A Boston-area start-up called Bitsight is pulling in investor money so quickly, a total of $95 million, that it doesn’t know what to do with it all … yet.
And what does Bitsight do, to justify this level of investment? It examines company websites, evaluates them for the quality of their website security, and assigns them a rating, much like a credit score.
How do they do it? There’s a bit of proprietary secret sauce in how the company evaluates the security of a website, but what’s particularly interesting is that they do it all with publicly available information. And that raises another fascinating aspect of the business: the companies that Bitsight rates are not its clients. Bitsight is not an online security consultant with an automated assessment tool. Indeed, it has evaluated over 60,000 websites to date, and ultimately may evaluate tens or even hundreds of thousands of websites.

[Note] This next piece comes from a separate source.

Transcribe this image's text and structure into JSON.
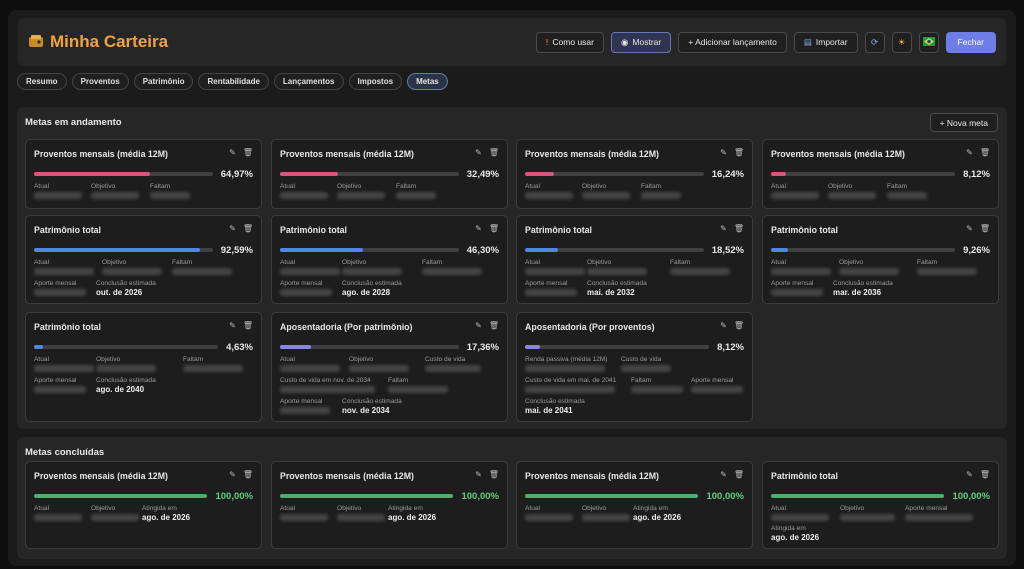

Why would anyone want this information? The uses for this data are surprisingly numerous. You can sell it in the form of a benchmark products to the companies you have rated. What IT manager wouldn’t want to know how their company stacks up against its peers? A better opportunity is to help insurance companies properly price data breach insurance policies.
But perhaps the best opportunity is to help big companies evaluate and manage risk with their vendors – a huge issue as a number of headline-grabbing recent data breaches resulted from a company’s network being penetrated via one of its vendors that was connected to it.
While Bitsight may look like a cutting edge analytics company, what’s significant is that so much of its business model is drawn from very basic approaches used by many other data publishers. It is aggregating publicly-available data into a database. It normalizes this information, then applies an algorithm to assess it and produce comparable company ratings. It sells this data product for internal benchmarking, risk management and due diligence applications.
In short, despite its high tech trimmings, Bitsight very much has data publishing DNA. It is also a great example that data products don’t have to be perfect right out of the gate. By relying on public information, Bitsight can’t possibly know everything about the security of a company’s website. But by relying just on public data, it can quickly build a large database of comparable company ratings using a credible methodology and solve market needs that require a certain scale of coverage. If you’re the first data provider serving a serious market need, you can launch with good-enough data and improve it over time. Trying to perfect your data prior to launch can mean missing the opportunity entirely.